Speedway Miramichi
- Coordinates: 47°02′20″N 65°31′44″W﻿ / ﻿47.0390°N 65.5290°W
- Capacity: 2500
- Owner: Jason Carnahan David Neilson
- Former names: Douglastown Speedway McKay's Speedway Williston Speedway Miramichi Speedway Miramichi Raceway Miramichi City Speedway
- Major events: Coors Light Sportsman 125 Demolition events
- Website: http://speedwaymiramichi.ca/Speedway_Miramichi/Speedway_Miramichi.html
- Surface: Asphalt
- Length: 0.31 mi (0.50 km)
- Turns: 4
- Banking: Turn 1–2 10°, Turn 3–4 8°

= Speedway Miramichi =

Racing venue in Miramichi, New Brunswick

Speedway Miramichi is a 1/3-mile short track located in Miramichi, New Brunswick. The track originally opened as a dirt track called Douglastown Speedway but was paved in 1968. The track closed a few years after opening in 1974. The track was reopened as Williston Speedway.
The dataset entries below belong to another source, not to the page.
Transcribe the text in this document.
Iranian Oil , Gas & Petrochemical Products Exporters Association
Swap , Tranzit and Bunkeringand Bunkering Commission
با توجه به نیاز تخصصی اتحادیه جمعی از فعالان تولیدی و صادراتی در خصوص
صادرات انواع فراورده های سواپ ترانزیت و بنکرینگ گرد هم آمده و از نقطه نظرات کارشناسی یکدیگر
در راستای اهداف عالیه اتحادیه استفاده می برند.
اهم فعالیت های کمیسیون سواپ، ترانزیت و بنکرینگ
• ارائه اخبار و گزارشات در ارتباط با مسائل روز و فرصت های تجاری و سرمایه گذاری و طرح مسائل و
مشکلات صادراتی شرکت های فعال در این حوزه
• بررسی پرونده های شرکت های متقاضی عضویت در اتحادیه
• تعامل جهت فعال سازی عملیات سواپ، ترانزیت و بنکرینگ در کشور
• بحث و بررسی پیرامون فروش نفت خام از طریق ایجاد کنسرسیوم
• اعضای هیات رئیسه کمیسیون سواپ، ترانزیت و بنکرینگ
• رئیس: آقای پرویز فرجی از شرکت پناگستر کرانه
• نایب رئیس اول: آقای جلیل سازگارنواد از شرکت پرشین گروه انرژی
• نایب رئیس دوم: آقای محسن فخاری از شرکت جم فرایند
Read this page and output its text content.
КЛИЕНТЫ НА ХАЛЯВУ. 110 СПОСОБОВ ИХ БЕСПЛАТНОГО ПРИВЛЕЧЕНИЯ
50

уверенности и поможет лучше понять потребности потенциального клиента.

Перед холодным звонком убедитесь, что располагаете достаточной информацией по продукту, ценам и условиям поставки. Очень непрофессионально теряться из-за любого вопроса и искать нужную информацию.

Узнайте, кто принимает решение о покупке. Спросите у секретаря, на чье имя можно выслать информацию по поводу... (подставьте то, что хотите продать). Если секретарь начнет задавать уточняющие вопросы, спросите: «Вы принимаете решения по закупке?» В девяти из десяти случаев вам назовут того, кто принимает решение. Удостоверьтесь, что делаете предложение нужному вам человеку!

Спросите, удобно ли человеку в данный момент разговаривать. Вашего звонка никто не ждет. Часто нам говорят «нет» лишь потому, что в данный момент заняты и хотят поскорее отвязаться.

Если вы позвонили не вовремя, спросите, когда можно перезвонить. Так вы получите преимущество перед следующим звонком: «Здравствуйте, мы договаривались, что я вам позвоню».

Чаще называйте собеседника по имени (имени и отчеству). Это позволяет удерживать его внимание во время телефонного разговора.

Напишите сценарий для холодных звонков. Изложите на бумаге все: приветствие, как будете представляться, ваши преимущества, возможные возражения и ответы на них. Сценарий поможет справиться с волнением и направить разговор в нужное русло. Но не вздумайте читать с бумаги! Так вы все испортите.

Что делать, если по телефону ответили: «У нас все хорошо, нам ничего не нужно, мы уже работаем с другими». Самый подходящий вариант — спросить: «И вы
The track ran races with large crowds for years as the track continued improvements. The track also went through several name changes including McKay's Speedway and Miramichi Speedway. In 1997 the track was sold to Reg Tozer and renamed Miramichi City Speedway. Shortly after, the track started running demolition events instead of stock car racing. The track shut down following the 2009 season. The track sat dormant for two seasons with the exception of one race weekend in September each year. In late 2011, the track was sold to Jason Carnahan and David Neilson. The owners renamed the track Speedway Miramichi and have made continuous improvements to the facility, which is currently running 5–6 races per season. The track once had a well known sportsman race called the Brunswick 100.